Some background on The Pharaohs from Allmusic:
The Pharaohs were one of the forgotten treasures of ’70s R&B, a freewheeling jazz-funk congregation heavily influenced by Chicago’s jazz avant-garde as well as on-the-one funk and African motifs. Unfortunately, they recorded only one album before Earth, Wind & Fire frontman Maurice White (who played in an early version of The Pharaohs) hired several of its members to form the Phenix Horns, the justly celebrated horn section for Earth, Wind & Fire during the ’70s.

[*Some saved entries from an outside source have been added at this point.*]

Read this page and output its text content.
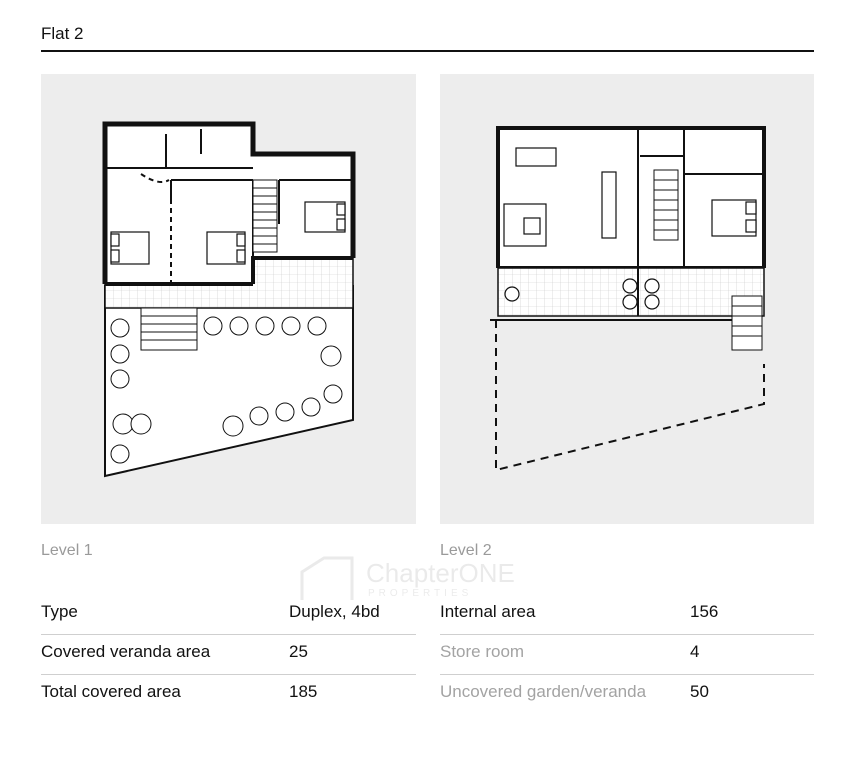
Flat 2
Level 1	Level 2
ChapterONE
PROPERTIES
Type	Duplex, 4bd
Covered veranda area	25
Total covered area	185
Internal area	156
Store room	4
Uncovered garden/veranda	50
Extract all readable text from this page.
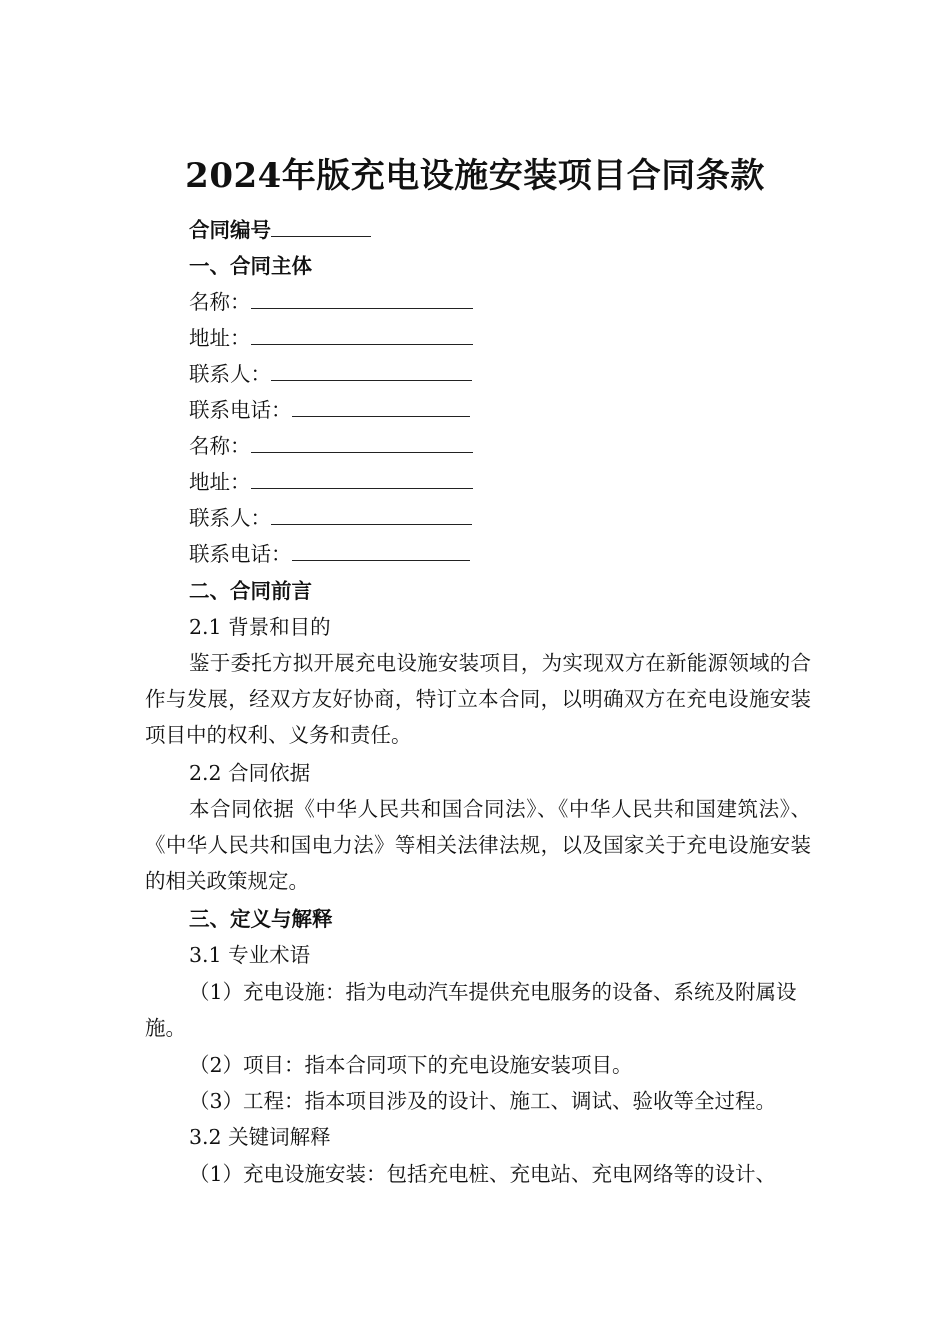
2024年版充电设施安装项目合同条款
合同编号
一、合同主体
名称：
地址：
联系人：
联系电话：
名称：
地址：
联系人：
联系电话：
二、合同前言
2.1 背景和目的

鉴于委托方拟开展充电设施安装项目，为实现双方在新能源领域的合作与发展，经双方友好协商，特订立本合同，以明确双方在充电设施安装项目中的权利、义务和责任。

2.2 合同依据

本合同依据《中华人民共和国合同法》、《中华人民共和国建筑法》、《中华人民共和国电力法》等相关法律法规，以及国家关于充电设施安装的相关政策规定。

三、定义与解释
3.1 专业术语

（1）充电设施：指为电动汽车提供充电服务的设备、系统及附属设施。

（2）项目：指本合同项下的充电设施安装项目。
（3）工程：指本项目涉及的设计、施工、调试、验收等全过程。
3.2 关键词解释
（1）充电设施安装：包括充电桩、充电站、充电网络等的设计、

The group was formed from several jazz bands active around Chicago’s Affro Arts Theater, a community educational collective. One of the bands, the Jazzmen, was formed in the early ’60s around trumpeter Charles Handy, trombone player Louis Satterfield, and alto Don Myrick (along with three who didn’t survive later conglomerations: pianist Fred Humphrey, bassist Ernest McCarthy, and drummer Maurice White). The other main component of The Pharaohs was the Artistic Heritage Ensemble, who had already recorded one late-’60s LP with cornetist Philip Cohran, a veteran of Sun Ra’s Arkestra and AACM. By the time of The Pharaohs‘ 1971 recording debut, Awakening, the group included Handy, Myrick, and Satterfield plus Big Willie Woods on trombone, Oye Bisi and Shango Njoko Adefumi on African drums, Yehudah Ben Israel on guitar and vocals, Alious Watkins on trap drums, Derf Reklaw-Raheem on percussion and flute, and Aaron Dodd on tuba. Though the album’s astonishing fusion of funk, jazz, and Afro-beat earned them an assortment of die-hard fans and critics, the group’s abstract inclinations hardly geared them for commercial success.